10. Harbinger of the Storm Aliette de Bodard
Do you like fun? Harbinger of the Storm balances political intrigue, an exotic and fascinating culture, magic and even a bit of metaphysics against each other brilliantly. It's really a cracking read.
9. Hothouse by Brian Aldiss
Thickly detailed and inventive, Hothouse is quite the journey. Through the eyes of a couple of post-humans we see a world where the whole world has been taken over by plants. It's detailed and rich, and genuinely rather fun and scary at times.
8. Jack Glass by Adam Roberts
Three locked door murder mysteries, and in each case Jack Glass is the killer.

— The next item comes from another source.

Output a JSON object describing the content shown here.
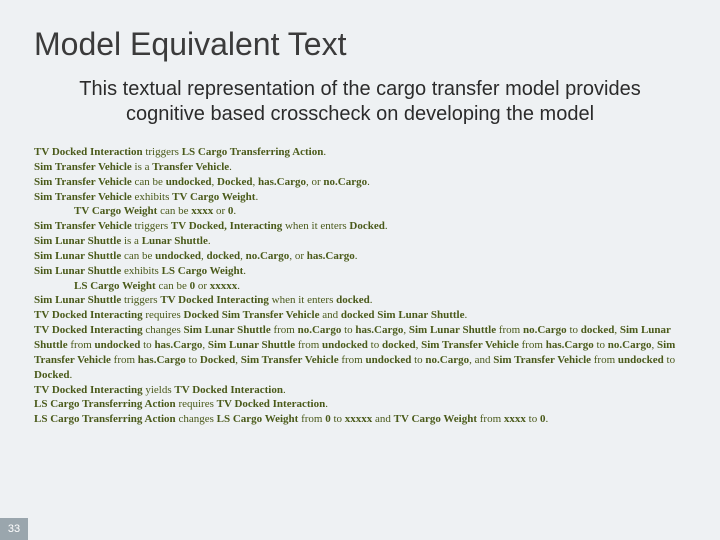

So whodunnit? (Hint: it was Jack Glass).
This book was definitely too clever for its own good, and Roberts can't quite deliver on the promise on a couple of the mysteries. Still a great book, fueled by ideas, in turn funny and dark. Genuinely sad that it's unlikely we'll not get another book with the characters and world again.
7. Babylon by Victor Pevelin
Ridiculously quotable, funny and absurd; Babylon (or Homo Zapiens or Generation P) is a hell of a strange trip. Filled with drugs and the guiding voice of Che Guevara, it has a very strong post-soviet union feel to it.
6. The Short and Wonderous Life of Oscar Wao by Junot Diaz
Following the titular Wao and in his family, Diaz weaves an absurd and bittersweet tale. It's filled with asides about Puerto Rican society and recent history, all the whilst demonstrating how Wao's geeky proclivities help shape his views of the world. There's just a dash of the fantastical sprinkled on top too.
5. The Race by Nina Allan
I'm actually shocked this is this far down the list to be honest - The Race is a story soaked in ambiguity and an underlying sense of menace. Christopher Priest style narrative trickery turns a novel about a woman's relationship with her brother into a story that unsettles just as much as it pleases.
4. Wylding Hall
Wylding Hall is bright, airy and very pretty. It's tragic and poignant. It's also a haunted house story. I mentioned in an earlier list that Hand accomplishes an incredible tightrope walk in this story, and I'm not sure that I need to say anything else.
3. God Bless You, Mr Rosewater
Like many of the best satires, Vonnegut's God Bless You, Mr Rosewater is probably more relevant today than it's ever been. Terrifically funny, dripping with cynicism and genuinely moving in parts, this novel has a strange resonance with Catch-22. Possibly my favourite Vonnegut.
A little slice of Americano, helmed by the great beast from ancient Crete. The attention to detail that makes the situation way more believable than it should do and the vulnerability of the narrative voice both cause the book to come to life.
1. The Iron Dragon's Daughter by Michael Swanwick
To say that there's nothing I've ever read that is quite like The Iron Dragon's Daughter may sound trite, but it's also entirely accurate. The novel is strange and unexpected and totally beguiling, not to mention brilliant.